All’Uruguay va dato credito di essere una squadra dura, ruvida, che fa cose semplici ma che si conosce perfettamente. L’identità tecnica forgiata nei successi degli ultimi anni nel continente americano, coronati dalla qualificazione alla RWC 2023, rende il collettivo charrua di valore superiore alla somma delle sue parti. È stato così che l’Italia si è trovata a soffrire terribilmente gli ultimi minuti di partita e ci è voluta una reazione d’orgoglio per riuscire a portare a casa la tanto sospirata vittoria.

Proprio gli ultimi minuti dell’incontro sono la tenue luce dalla quale ripartire. Giocando con la stessa lucidità, precisione e attitudine anche gli altri 75 minuti il risultato sarebbe stato completamente diverso.

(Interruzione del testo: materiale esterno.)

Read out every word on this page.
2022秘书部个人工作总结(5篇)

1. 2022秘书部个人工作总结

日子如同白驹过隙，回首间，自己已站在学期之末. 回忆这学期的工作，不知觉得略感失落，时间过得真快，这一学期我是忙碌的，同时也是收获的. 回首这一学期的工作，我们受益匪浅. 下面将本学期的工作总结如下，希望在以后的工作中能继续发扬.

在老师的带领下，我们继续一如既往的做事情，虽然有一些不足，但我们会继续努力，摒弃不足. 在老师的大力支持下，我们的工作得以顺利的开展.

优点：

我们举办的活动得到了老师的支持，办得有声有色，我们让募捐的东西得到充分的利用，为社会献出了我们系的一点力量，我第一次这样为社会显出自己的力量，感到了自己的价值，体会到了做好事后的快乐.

La prestazione di sabato però è molto preoccupante. L’Italia è in questo momento una squadra senza un’identità tecnica, con poche idee confuse che esegue male. Una vittoria al prossimo Sei Nazioni rimane una gigantesca chimera lungi dal diventare realtà, ma sarà necessario utilizzare il Torneo per consolidare i pilastri strategici, tattici e tecnici di questa nuova squadra azzurra per arrivare preparati a giugno: Georgia e Romania aspetteranno gli Azzurri con gli artigli ben affilati, sono sfide che attendono da anni.